Thursday, December 5, 2013

Recording review - Adrian Utley, In C (2013)

Minimally engaged, but unattached: a successful experiment

Terry Riley’s landmark 1964 composition, In C, is often credited with spawning the minimalist movement. It inspired Steven Reich and, by extension, Philip Glass, but it rippled out to affect more mainstream music as well; Pete Townshend titled his synth-driven “Baba O’Riley” as a tip of the hat to its influence. Riley’s piece broke ground by tying musical serialism to an indeterminate process. Indeterminacy dated back to experimental work by Charles Ives and later musicians like John Cage, but Riley’s approach was easier for audiences to grasp and appreciate. Rather than using a traditional score, the piece is defined by a set of 53 melodic fragments and an open-ended process for performance. It calls for an arbitrary number of musicians to play each of the phrases in order, repeating them at will and staying within two or three patterns of the group. Performers have the discretion for how they play the pieces: in unison with others, offset by some amount or dropping out altogether.
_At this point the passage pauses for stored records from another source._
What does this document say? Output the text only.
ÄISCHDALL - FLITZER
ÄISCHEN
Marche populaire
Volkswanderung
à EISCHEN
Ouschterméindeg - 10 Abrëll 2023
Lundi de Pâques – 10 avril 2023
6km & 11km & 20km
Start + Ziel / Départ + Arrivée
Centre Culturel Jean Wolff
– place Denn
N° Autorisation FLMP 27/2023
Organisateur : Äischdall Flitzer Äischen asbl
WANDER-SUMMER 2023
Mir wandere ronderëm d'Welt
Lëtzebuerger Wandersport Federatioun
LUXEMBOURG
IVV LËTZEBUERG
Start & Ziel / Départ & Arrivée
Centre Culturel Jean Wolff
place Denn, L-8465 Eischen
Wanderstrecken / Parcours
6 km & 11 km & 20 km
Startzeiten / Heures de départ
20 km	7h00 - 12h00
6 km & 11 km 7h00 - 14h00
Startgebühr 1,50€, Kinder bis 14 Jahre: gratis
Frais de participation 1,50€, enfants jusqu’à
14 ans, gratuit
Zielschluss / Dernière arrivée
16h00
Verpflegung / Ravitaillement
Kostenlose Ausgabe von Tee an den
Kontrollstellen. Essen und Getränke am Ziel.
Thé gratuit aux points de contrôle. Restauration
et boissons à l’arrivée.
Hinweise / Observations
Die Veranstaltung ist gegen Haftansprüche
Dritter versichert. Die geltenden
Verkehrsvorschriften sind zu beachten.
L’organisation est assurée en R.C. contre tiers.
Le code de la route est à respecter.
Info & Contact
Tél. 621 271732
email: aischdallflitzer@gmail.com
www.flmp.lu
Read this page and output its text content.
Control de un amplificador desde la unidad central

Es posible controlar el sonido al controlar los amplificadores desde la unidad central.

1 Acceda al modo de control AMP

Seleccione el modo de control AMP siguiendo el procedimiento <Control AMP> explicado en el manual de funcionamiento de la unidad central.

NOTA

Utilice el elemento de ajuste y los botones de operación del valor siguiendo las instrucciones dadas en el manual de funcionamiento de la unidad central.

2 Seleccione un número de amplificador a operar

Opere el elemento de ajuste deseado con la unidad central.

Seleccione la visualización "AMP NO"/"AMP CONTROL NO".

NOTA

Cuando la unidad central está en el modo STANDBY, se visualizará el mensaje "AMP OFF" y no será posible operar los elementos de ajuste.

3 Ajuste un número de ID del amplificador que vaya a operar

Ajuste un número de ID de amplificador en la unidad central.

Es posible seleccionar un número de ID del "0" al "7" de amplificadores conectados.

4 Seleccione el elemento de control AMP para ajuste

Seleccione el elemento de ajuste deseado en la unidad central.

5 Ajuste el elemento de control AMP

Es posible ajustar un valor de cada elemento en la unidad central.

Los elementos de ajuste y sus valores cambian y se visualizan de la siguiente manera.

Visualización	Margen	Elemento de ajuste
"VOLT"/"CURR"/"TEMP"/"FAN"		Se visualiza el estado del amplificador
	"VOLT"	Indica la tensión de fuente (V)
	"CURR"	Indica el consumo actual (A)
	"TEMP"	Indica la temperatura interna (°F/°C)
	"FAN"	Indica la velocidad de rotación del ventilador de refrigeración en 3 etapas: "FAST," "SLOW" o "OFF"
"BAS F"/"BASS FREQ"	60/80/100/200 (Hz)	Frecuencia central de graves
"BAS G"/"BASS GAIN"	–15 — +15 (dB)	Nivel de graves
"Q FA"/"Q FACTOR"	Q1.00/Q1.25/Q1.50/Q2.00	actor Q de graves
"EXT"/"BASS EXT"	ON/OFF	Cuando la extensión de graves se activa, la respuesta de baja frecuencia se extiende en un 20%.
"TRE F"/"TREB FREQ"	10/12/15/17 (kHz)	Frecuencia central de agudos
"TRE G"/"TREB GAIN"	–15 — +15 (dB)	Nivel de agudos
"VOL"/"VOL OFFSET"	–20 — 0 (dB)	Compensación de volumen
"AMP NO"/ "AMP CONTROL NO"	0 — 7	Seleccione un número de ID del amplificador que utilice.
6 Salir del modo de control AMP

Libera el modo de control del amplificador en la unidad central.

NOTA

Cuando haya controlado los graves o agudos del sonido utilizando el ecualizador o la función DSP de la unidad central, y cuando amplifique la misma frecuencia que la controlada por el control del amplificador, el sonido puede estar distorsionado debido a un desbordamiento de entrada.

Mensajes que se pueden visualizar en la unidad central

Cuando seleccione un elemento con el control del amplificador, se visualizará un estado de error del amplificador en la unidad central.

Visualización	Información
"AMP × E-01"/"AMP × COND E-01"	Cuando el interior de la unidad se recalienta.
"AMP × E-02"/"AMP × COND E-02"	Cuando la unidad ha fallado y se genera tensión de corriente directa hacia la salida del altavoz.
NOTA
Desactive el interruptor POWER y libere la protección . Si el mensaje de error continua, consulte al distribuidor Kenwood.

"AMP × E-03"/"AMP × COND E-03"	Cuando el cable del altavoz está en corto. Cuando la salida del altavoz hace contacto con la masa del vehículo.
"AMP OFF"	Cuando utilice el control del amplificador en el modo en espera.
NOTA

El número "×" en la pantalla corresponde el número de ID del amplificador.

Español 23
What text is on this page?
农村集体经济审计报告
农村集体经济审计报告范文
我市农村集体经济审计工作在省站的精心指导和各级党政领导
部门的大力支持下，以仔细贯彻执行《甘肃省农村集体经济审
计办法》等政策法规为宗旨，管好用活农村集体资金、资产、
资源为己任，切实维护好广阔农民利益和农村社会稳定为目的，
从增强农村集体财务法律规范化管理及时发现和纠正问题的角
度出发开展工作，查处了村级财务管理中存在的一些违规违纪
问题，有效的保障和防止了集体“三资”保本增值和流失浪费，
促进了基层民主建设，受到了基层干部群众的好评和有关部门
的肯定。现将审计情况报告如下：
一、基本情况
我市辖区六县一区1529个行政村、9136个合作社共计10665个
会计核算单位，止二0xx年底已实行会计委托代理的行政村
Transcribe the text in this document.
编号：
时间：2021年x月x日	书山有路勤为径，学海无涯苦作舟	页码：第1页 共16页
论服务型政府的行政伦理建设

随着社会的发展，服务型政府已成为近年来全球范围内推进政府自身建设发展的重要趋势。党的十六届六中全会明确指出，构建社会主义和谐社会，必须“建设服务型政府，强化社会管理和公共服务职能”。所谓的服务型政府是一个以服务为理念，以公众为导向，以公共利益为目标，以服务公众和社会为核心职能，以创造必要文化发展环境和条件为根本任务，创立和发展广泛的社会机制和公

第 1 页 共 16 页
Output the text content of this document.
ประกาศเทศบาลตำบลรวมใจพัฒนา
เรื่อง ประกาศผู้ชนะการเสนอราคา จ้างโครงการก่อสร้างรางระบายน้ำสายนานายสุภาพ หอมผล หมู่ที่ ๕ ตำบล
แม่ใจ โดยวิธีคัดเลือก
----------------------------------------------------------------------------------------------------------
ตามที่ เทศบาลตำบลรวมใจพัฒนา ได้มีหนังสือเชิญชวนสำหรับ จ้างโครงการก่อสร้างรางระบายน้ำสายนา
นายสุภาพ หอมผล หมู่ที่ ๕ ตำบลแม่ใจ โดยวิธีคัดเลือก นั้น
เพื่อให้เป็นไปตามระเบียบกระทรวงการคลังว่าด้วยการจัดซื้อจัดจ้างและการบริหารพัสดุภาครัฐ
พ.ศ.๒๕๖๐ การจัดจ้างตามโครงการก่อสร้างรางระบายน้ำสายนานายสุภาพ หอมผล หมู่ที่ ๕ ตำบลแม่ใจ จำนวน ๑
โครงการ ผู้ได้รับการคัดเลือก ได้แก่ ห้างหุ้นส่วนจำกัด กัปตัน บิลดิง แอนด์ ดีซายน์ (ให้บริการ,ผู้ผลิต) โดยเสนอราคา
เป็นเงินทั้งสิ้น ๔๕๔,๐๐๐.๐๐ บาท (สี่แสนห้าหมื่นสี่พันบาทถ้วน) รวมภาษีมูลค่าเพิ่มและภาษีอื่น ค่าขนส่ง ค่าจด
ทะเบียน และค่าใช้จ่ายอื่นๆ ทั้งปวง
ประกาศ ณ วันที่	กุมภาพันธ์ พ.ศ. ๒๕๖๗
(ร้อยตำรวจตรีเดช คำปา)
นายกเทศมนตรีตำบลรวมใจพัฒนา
It’s an interesting dynamic because the process inherently relies on chance and individual judgment, but the building blocks were carefully constructed and ordered to provide a rich set of connecting points.

In C has been performed and recorded numerous times over the years, with all sorts of ensembles. Adrian Utley’s variation is based on a 19-player guitar orchestra backed by four organs and a bass clarinet. Utley is best known for his work with the moody, electronically-inclined Portishead, but he’s had an enduring interest in experimental music featuring large groups of guitars. His arrangement of In C is somewhat slower than Riley’s first recording, but that doesn’t impact the carefully unfolding flow of moods throughout the piece. From intrigue and pensive tension to more expansive contemplation, Utley’s group breathes through the patterns with a Zen focus. Each moment is imbued with attention, but the group remains unattached, free to follow the currents shaped by the interlocking layers. The guitars provide a range of textures. Square-wave fuzz coexists with acoustic purity and angelic chime.



While the music does have fluidity, it’s also kaleidoscopic. Mirrored elements slip past one another, creating order that ever collapses into a new alignment. Individual sections have their mood and meaning, but the flow itself erodes the localized context, denying any global sense of purpose. The only constant is Riley’s eighth note pulse, the percussive heartbeat that drives the piece. This raises the fundamental question that underlies aleatoric and minimalist music: is it intentional enough to count as art? Human perception is programmed for pattern recognition. Faced with a stream of input, we inevitably find meaning or create it within ourselves. We can choose to interpret the staccato repetition around the nine-minute mark as a kind of vaguely-sensed threat or hear the rising fractal echoes over 22 minutes in as a beautiful, abstract mystery coalescing into concrete reality. It’s all a mere mirage—or is it something more? Is there a deeper significance? In C depends on the judgment of the musicians and they are just as vulnerable to the strange attractor of pattern recognition, but they don’t necessarily see the same pattern. Any individual shaping is buried within the hive mind of the larger orchestra. And yet, Riley sculpted these particular snippets of melody that set the structure. One argument for art is that different incarnations of his composition seem to find similar or at least familiar moments.

It’s hard to say how many Portishead fans will engage with Utley’s guitar orchestra; 60 odd minutes of minimalism may be too much for them to bite off. But the album is sure to appeal to aficionados of experimental and ambient musicians like Brian Eno or the Orb, as well as traditional minimalists.